Le dirigeant socialiste Evangélos Vénizélos a annoncé que la Grèce devrait «hélas» retourner à des élections législatives, en principe dans un mois. Ce nouveau scrutin risque de renforcer les opposants à la politique d'austérité, déjà sortis vainqueurs des élections début mai, et fait peser des risques le maintien du pays dans la zone euro.

La Grèce a confirmé mardi la gravité de la récession dans laquelle elle s'enfonce, avec un PIB qui a chuté de 6,2% au premier semestre.

Le pays a dû aussi payer plus cher pour lever 1,3 milliard d'euros en bons du Trésor à trois mois, consentant un taux de 4,34%, au lieu de 4,20% le 17 avril.

Hollande et Merkel sous l'oeil des investisseurs

Les marchés étaient aussi prudents à quelques heures de la première rencontre entre le nouveau président français François Hollande, investi dans la matinée, et la chancelière allemande Angela Merkel.
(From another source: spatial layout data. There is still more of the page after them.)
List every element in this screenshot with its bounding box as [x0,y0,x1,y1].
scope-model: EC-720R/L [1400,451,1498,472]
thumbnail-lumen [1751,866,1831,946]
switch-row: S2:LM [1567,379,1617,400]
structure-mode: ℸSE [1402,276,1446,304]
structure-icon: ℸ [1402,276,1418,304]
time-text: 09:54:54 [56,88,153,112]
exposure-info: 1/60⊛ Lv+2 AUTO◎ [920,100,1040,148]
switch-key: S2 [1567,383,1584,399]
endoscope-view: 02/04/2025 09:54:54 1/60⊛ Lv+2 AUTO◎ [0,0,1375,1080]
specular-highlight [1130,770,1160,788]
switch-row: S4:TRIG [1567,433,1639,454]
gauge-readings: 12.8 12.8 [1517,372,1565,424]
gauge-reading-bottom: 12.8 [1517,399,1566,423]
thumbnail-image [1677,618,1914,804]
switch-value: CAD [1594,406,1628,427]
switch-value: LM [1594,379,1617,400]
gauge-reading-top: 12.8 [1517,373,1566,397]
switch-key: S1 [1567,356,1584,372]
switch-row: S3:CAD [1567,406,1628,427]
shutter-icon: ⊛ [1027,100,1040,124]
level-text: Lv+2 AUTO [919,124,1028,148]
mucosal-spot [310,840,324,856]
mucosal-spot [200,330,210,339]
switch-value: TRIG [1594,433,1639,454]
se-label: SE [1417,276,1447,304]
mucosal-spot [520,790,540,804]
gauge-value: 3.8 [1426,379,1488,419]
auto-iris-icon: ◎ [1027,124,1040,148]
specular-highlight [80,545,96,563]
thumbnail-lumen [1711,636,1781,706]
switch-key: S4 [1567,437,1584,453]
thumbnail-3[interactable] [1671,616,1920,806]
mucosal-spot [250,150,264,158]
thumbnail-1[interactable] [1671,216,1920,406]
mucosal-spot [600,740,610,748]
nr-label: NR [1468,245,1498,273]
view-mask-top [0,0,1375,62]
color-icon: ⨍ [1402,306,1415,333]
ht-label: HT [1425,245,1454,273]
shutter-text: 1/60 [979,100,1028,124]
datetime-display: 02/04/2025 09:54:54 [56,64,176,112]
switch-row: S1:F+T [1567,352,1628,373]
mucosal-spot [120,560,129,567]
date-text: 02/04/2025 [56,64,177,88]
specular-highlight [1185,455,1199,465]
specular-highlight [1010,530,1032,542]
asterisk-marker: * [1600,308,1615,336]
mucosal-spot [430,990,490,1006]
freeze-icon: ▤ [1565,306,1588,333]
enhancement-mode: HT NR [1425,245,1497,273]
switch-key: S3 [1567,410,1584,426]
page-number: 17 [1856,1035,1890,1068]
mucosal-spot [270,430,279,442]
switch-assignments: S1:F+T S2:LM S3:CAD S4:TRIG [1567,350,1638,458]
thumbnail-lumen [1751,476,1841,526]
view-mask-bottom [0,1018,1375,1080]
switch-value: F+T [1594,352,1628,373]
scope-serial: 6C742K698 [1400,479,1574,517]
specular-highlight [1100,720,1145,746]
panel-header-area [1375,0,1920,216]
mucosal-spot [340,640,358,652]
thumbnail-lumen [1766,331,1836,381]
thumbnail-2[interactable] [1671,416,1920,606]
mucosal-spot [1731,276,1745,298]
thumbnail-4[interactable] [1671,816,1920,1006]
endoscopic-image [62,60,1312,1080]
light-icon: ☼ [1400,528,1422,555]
Les analystes redoutent des divergences au sein du couple franco-allemand, moteur de l'Union européenne, M. Hollande ayant appelé à des mesures en faveur de la croissance tandis que Mme Merkel insiste sur la stricte maîtrise des déficits publics.

Dans ce contexte, «les investisseurs resteront à l'affût de la moindre parole ou geste susceptible d'illustrer les nouvelles relations qui vont se nouer au sein du couple franco-allemand», a estimé Chris Weston d'IG Markets.